After over half a century wolves were reintroduced to Yellowstone National Park resulting in a remarkable trophic cascade. A trophic cascade is an ecological process that begins at the top of the food chain and has a ripple effect all the way down. At first instance you would think that wolves restored the ecological balance by killing various species of animals... but fascinatingly, this also means they give life to myriad others. They didn't just kill deer - they changed their behavior: The deer started avoiding certain open areas, regenerating the vegetation in gorges, consequently flooding bare valleys with willow and cottonwood, thereby multiplying the number of beavers that feed on these trees, who's damns changed the course of the rivers which began to meander less, controlling erosion, which stabilized the river banks, catalyzing conditions that are ideal for wildlife habitat and resulting in hundreds of other species returning to the park: ducks, otters, reptiles, amphibians, even eagles and hawks!
So the wolves were essentially ecosystem engineers - creating niches for other species - transforming not just the ecosystem but also its physical geography!
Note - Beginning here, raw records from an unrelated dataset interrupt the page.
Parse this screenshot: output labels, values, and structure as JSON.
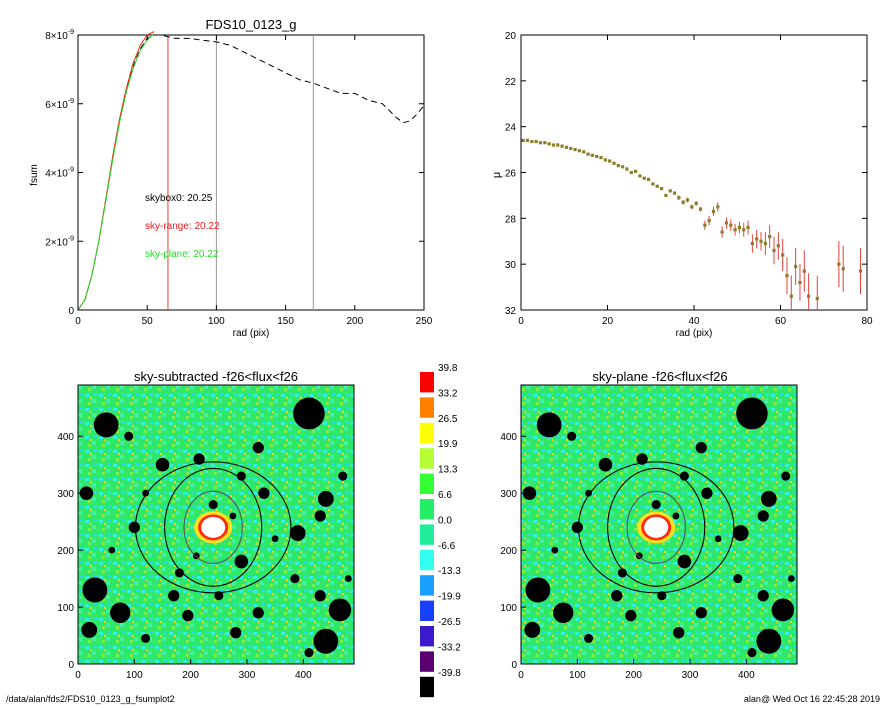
{
  "chart_data": [
    {
      "type": "line",
      "title": "FDS10_0123_g",
      "xlabel": "rad (pix)",
      "ylabel": "fsum",
      "xlim": [
        0,
        250
      ],
      "ylim": [
        0,
        8e-09
      ],
      "xticks": [
        "0",
        "50",
        "100",
        "150",
        "200",
        "250"
      ],
      "ytick_values": [
        0,
        2e-09,
        4e-09,
        6e-09,
        8e-09
      ],
      "ytick_base": [
        "0",
        "2×10",
        "4×10",
        "6×10",
        "8×10"
      ],
      "ytick_exp": [
        "",
        "-9",
        "-9",
        "-9",
        "-9"
      ],
      "vlines": [
        {
          "x": 65,
          "color": "#e8403a"
        },
        {
          "x": 100,
          "color": "#999999"
        },
        {
          "x": 170,
          "color": "#999999"
        }
      ],
      "annotations": [
        {
          "text": "skybox0: 20.25",
          "color": "#000000"
        },
        {
          "text": "sky-range: 20.22",
          "color": "#ee1c1c"
        },
        {
          "text": "sky-plane: 20.22",
          "color": "#22dd22"
        }
      ],
      "series": [
        {
          "color": "#000000",
          "style": "dashed",
          "x": [
            0,
            5,
            10,
            15,
            20,
            25,
            30,
            35,
            40,
            45,
            50,
            55,
            60,
            65,
            70,
            80,
            90,
            100,
            110,
            120,
            130,
            140,
            150,
            160,
            170,
            180,
            190,
            200,
            210,
            220,
            230,
            235,
            240,
            245,
            250
          ],
          "y": [
            0,
            3e-10,
            1e-09,
            2e-09,
            3.2e-09,
            4.4e-09,
            5.5e-09,
            6.4e-09,
            7.1e-09,
            7.6e-09,
            7.9e-09,
            8e-09,
            8e-09,
            7.95e-09,
            7.9e-09,
            7.9e-09,
            7.85e-09,
            7.8e-09,
            7.7e-09,
            7.5e-09,
            7.3e-09,
            7.1e-09,
            6.9e-09,
            6.7e-09,
            6.6e-09,
            6.45e-09,
            6.3e-09,
            6.3e-09,
            6.1e-09,
            6e-09,
            5.6e-09,
            5.45e-09,
            5.5e-09,
            5.7e-09,
            5.95e-09
          ]
        },
        {
          "color": "#ee1c1c",
          "style": "solid",
          "x": [
            0,
            5,
            10,
            15,
            20,
            25,
            30,
            35,
            40,
            45,
            50,
            55
          ],
          "y": [
            0,
            3e-10,
            1e-09,
            2e-09,
            3.2e-09,
            4.45e-09,
            5.55e-09,
            6.45e-09,
            7.2e-09,
            7.7e-09,
            8e-09,
            8.1e-09
          ]
        },
        {
          "color": "#22dd22",
          "style": "solid",
          "x": [
            0,
            5,
            10,
            15,
            20,
            25,
            30,
            35,
            40,
            45,
            50,
            55
          ],
          "y": [
            0,
            3e-10,
            1e-09,
            2e-09,
            3.15e-09,
            4.35e-09,
            5.45e-09,
            6.35e-09,
            7.05e-09,
            7.55e-09,
            7.85e-09,
            8.05e-09
          ]
        }
      ]
    },
    {
      "type": "scatter",
      "title": "",
      "xlabel": "rad (pix)",
      "ylabel": "μ",
      "xlim": [
        0,
        80
      ],
      "ylim": [
        32,
        20
      ],
      "xticks": [
        0,
        20,
        40,
        60,
        80
      ],
      "yticks": [
        20,
        22,
        24,
        26,
        28,
        30,
        32
      ],
      "marker_color": "#8b7e2a",
      "error_color": "#e8403a",
      "points": [
        [
          0.5,
          24.6,
          0.05
        ],
        [
          1.5,
          24.6,
          0.05
        ],
        [
          2.5,
          24.65,
          0.05
        ],
        [
          3.5,
          24.65,
          0.05
        ],
        [
          4.5,
          24.7,
          0.05
        ],
        [
          5.5,
          24.7,
          0.05
        ],
        [
          6.5,
          24.75,
          0.05
        ],
        [
          7.5,
          24.8,
          0.05
        ],
        [
          8.5,
          24.8,
          0.05
        ],
        [
          9.5,
          24.85,
          0.05
        ],
        [
          10.5,
          24.9,
          0.05
        ],
        [
          11.5,
          24.95,
          0.05
        ],
        [
          12.5,
          25.0,
          0.05
        ],
        [
          13.5,
          25.05,
          0.05
        ],
        [
          14.5,
          25.1,
          0.05
        ],
        [
          15.5,
          25.2,
          0.05
        ],
        [
          16.5,
          25.25,
          0.05
        ],
        [
          17.5,
          25.3,
          0.05
        ],
        [
          18.5,
          25.35,
          0.05
        ],
        [
          19.5,
          25.45,
          0.05
        ],
        [
          20.5,
          25.5,
          0.05
        ],
        [
          21.5,
          25.6,
          0.05
        ],
        [
          22.5,
          25.7,
          0.05
        ],
        [
          23.5,
          25.75,
          0.05
        ],
        [
          24.5,
          25.85,
          0.05
        ],
        [
          25.5,
          26.0,
          0.05
        ],
        [
          26.5,
          25.95,
          0.05
        ],
        [
          27.5,
          26.15,
          0.05
        ],
        [
          28.5,
          26.25,
          0.05
        ],
        [
          29.5,
          26.3,
          0.05
        ],
        [
          30.5,
          26.5,
          0.05
        ],
        [
          31.5,
          26.6,
          0.05
        ],
        [
          32.5,
          26.7,
          0.05
        ],
        [
          33.5,
          27.0,
          0.05
        ],
        [
          34.5,
          26.8,
          0.05
        ],
        [
          35.5,
          26.9,
          0.05
        ],
        [
          36.5,
          27.1,
          0.1
        ],
        [
          37.5,
          27.3,
          0.1
        ],
        [
          38.5,
          27.2,
          0.1
        ],
        [
          39.5,
          27.5,
          0.1
        ],
        [
          40.5,
          27.35,
          0.1
        ],
        [
          41.5,
          27.6,
          0.1
        ],
        [
          42.5,
          28.3,
          0.2
        ],
        [
          43.5,
          28.1,
          0.2
        ],
        [
          44.5,
          27.7,
          0.2
        ],
        [
          45.5,
          27.5,
          0.2
        ],
        [
          46.5,
          28.6,
          0.25
        ],
        [
          47.5,
          28.2,
          0.25
        ],
        [
          48.5,
          28.3,
          0.25
        ],
        [
          49.5,
          28.5,
          0.25
        ],
        [
          50.5,
          28.4,
          0.25
        ],
        [
          51.5,
          28.5,
          0.3
        ],
        [
          52.5,
          28.4,
          0.3
        ],
        [
          53.5,
          29.1,
          0.4
        ],
        [
          54.5,
          28.9,
          0.4
        ],
        [
          55.5,
          29.0,
          0.4
        ],
        [
          56.5,
          29.1,
          0.5
        ],
        [
          57.5,
          28.8,
          0.5
        ],
        [
          58.5,
          29.4,
          0.6
        ],
        [
          59.5,
          29.2,
          0.6
        ],
        [
          60.5,
          29.6,
          0.7
        ],
        [
          61.5,
          30.5,
          0.8
        ],
        [
          62.5,
          31.4,
          0.9
        ],
        [
          63.5,
          30.1,
          0.8
        ],
        [
          64.5,
          30.8,
          0.8
        ],
        [
          65.5,
          30.3,
          0.9
        ],
        [
          66.5,
          31.4,
          1.0
        ],
        [
          68.5,
          31.5,
          1.0
        ],
        [
          73.5,
          30.0,
          1.0
        ],
        [
          74.5,
          30.2,
          1.0
        ],
        [
          78.5,
          30.3,
          1.0
        ]
      ]
    },
    {
      "type": "heatmap",
      "title": "sky-subtracted -f26<flux<f26",
      "xticks": [
        0,
        100,
        200,
        300,
        400
      ],
      "yticks": [
        0,
        100,
        200,
        300,
        400
      ],
      "xlim": [
        0,
        490
      ],
      "ylim": [
        0,
        490
      ]
    },
    {
      "type": "heatmap",
      "title": "sky-plane -f26<flux<f26",
      "xticks": [
        0,
        100,
        200,
        300,
        400
      ],
      "yticks": [
        0,
        100,
        200,
        300,
        400
      ],
      "xlim": [
        0,
        490
      ],
      "ylim": [
        0,
        490
      ]
    }
  ],
  "colorbar": {
    "labels": [
      "39.8",
      "33.2",
      "26.5",
      "19.9",
      "13.3",
      "6.6",
      "0.0",
      "-6.6",
      "-13.3",
      "-19.9",
      "-26.5",
      "-33.2",
      "-39.8"
    ],
    "colors": [
      "#ff0000",
      "#ff8000",
      "#ffff00",
      "#b3ff33",
      "#33ff33",
      "#22ee66",
      "#22ee99",
      "#33ffee",
      "#1aa0ff",
      "#1a40ff",
      "#3a1acc",
      "#5a0070",
      "#000000"
    ]
  },
  "footer": {
    "left": "/data/alan/fds2/FDS10_0123_g_fsumplot2",
    "right": "alan@  Wed Oct 16 22:45:28 2019"
  }
}
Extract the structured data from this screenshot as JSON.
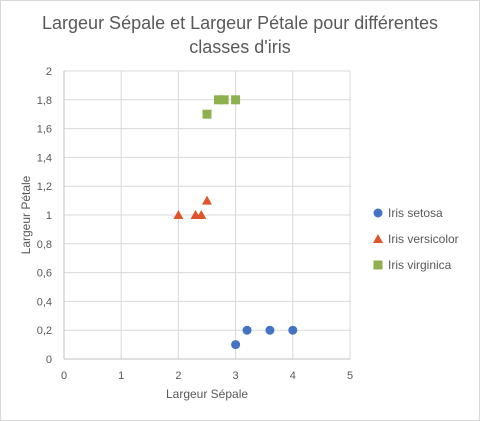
{
  "chart_data": {
    "type": "scatter",
    "title_lines": [
      "Largeur Sépale et Largeur Pétale pour différentes",
      "classes d'iris"
    ],
    "xlabel": "Largeur Sépale",
    "ylabel": "Largeur Pétale",
    "xlim": [
      0,
      5
    ],
    "ylim": [
      0,
      2
    ],
    "x_ticks": [
      "0",
      "1",
      "2",
      "3",
      "4",
      "5"
    ],
    "y_ticks": [
      "0",
      "0,2",
      "0,4",
      "0,6",
      "0,8",
      "1",
      "1,2",
      "1,4",
      "1,6",
      "1,8",
      "2"
    ],
    "grid": true,
    "legend_position": "right",
    "series": [
      {
        "name": "Iris setosa",
        "marker": "circle",
        "color": "#4472c4",
        "points": [
          [
            3.0,
            0.1
          ],
          [
            3.2,
            0.2
          ],
          [
            3.6,
            0.2
          ],
          [
            4.0,
            0.2
          ]
        ]
      },
      {
        "name": "Iris versicolor",
        "marker": "triangle",
        "color": "#e0542c",
        "points": [
          [
            2.0,
            1.0
          ],
          [
            2.3,
            1.0
          ],
          [
            2.4,
            1.0
          ],
          [
            2.5,
            1.1
          ]
        ]
      },
      {
        "name": "Iris virginica",
        "marker": "square",
        "color": "#8fb04e",
        "points": [
          [
            2.5,
            1.7
          ],
          [
            2.7,
            1.8
          ],
          [
            2.8,
            1.8
          ],
          [
            3.0,
            1.8
          ]
        ]
      }
    ]
  }
}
What is fascinating about this is how we humans give such little thought to our actions. To think of the hundreds of species that are endangered by the impact of the Anthropocene (geological age where humans are having irreversible effects on the world) means not just loosing magnificent creatures like tigers and sharks and other top predators, but also putting entire ecosystems at stake... in our forests and oceans.
To learn more about the Anthropocene - visit: http://www.planetunderpressure2012.net/anthropocene_welcome.asp and use your voice to spread awareness about this new epoch so that, like the wolves, we can change the course of the world's future for the better.
After a 70 year absence, wolves have finally been reintroduced to Yellowstone National Park in the United States. The impact of their absence could not be fully realized until their return. Nature is an impressive beast that should never be underestimated.